Hingga kini, polisi telah memeriksa 9 orang saksi yang mayoritas merupakan pegawai keamanan kampus.
Menariknya, Rektor ULM, Prof. Dr. Ahmad Alim Bachri, SE., M.Si, tidak termasuk dalam daftar saksi yang diperiksa oleh polisi.
"Total sudah 9 orang saksi kita periksa, baik dari pihak keamanan, saksi yang pertama kali menemukan titik api, hingga yang mencoba memadamkan api menggunakan alat pemadam," ungkap Kasat Reskrim Polresta Banjarmasin, Kompol Eru Alsepa, Jumat (1/8/2025).
Eru menjelaskan, penyelidikan dilakukan bekerja sama dengan Pusat Laboratorium Forensik (Puslabfor) Surabaya.
'Pada Kamis sore, tim forensik telah melakukan identifikasi di lokasi kebakaran dan mengamankan sejumlah barang bukti," ucap Eru.
Beberapa sampel dan barang bukti pihaknya bawa ke Surabaya untuk diperiksa di laboratorium forensik.
BACA JUGA: Bupati Saidi Mansyur Usir Wartawan Saat Pelantikan Pj. Sekda Banjar, Ada Apa?
"Hasilnya kemungkinan keluar sekitar satu minggu ke depan," lanjutnya.

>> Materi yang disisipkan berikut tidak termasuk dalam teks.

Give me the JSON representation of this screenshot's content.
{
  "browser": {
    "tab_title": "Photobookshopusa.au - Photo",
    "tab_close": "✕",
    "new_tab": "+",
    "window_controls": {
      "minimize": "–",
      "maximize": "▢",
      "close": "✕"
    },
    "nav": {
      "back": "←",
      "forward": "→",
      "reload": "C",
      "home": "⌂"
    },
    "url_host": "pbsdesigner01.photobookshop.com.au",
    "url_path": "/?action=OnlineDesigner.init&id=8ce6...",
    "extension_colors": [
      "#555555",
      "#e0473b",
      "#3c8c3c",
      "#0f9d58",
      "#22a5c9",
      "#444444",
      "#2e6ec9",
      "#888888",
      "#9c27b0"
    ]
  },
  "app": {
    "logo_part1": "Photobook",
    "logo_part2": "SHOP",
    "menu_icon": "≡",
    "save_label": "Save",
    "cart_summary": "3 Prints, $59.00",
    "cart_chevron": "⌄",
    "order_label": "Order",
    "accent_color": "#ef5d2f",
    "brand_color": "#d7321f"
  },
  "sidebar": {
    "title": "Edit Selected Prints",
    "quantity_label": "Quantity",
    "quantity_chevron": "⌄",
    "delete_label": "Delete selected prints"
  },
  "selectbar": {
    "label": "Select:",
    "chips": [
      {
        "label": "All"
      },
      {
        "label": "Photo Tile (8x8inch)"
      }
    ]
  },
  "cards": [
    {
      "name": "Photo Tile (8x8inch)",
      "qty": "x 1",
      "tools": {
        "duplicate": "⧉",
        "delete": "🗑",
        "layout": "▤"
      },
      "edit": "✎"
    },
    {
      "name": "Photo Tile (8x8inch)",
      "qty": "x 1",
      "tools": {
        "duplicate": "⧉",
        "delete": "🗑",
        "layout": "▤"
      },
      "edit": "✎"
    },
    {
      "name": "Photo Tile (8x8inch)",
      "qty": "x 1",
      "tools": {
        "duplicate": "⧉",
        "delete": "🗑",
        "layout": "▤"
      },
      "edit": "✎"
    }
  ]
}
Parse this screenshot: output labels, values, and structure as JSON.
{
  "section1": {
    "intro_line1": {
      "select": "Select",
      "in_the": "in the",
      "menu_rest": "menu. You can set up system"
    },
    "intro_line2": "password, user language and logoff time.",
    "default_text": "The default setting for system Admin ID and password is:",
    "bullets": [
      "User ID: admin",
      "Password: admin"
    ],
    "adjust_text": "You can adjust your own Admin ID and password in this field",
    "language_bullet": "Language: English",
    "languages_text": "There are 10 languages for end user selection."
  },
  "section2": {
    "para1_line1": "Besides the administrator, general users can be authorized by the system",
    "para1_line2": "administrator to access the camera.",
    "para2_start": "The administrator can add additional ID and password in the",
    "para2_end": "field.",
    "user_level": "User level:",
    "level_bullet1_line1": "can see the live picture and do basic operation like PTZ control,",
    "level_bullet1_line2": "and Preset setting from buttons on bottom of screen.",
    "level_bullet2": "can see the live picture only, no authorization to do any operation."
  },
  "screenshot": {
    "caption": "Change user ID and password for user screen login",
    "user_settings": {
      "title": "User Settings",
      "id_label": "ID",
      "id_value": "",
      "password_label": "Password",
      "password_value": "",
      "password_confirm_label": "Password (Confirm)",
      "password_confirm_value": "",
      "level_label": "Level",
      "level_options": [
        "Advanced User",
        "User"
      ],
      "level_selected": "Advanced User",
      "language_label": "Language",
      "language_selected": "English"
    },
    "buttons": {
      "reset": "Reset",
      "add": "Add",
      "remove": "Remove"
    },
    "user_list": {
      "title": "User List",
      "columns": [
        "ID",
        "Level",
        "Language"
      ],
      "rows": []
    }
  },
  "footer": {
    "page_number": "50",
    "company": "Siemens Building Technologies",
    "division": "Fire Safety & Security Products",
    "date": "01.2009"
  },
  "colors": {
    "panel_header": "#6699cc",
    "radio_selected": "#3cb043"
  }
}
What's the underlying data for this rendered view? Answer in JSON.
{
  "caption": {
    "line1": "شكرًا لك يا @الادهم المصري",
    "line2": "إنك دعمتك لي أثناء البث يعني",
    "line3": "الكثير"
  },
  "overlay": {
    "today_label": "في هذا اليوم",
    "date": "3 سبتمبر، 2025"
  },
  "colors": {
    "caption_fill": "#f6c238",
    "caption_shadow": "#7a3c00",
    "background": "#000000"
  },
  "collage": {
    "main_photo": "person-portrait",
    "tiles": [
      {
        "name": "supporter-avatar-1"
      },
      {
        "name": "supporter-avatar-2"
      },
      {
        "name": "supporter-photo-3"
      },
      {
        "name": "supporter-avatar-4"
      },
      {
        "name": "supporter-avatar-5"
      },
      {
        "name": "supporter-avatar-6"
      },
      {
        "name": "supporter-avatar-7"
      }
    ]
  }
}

Selain memeriksa saksi, polisi juga mengamankan rekaman dari DVR CCTV kampus, namun kondisi DVR tersebut ditemukan dalam keadaan terbakar di lokasi kejadian.
"Walaupun DVR terbakar, tetap kita bawa untuk diperiksa di forensik," ungkapnya.
Tidak menutup kemungkinan jumlah saksi akan bertambah, terutama dari pihak yang berada di lokasi saat kejadian maupun sebelumnya.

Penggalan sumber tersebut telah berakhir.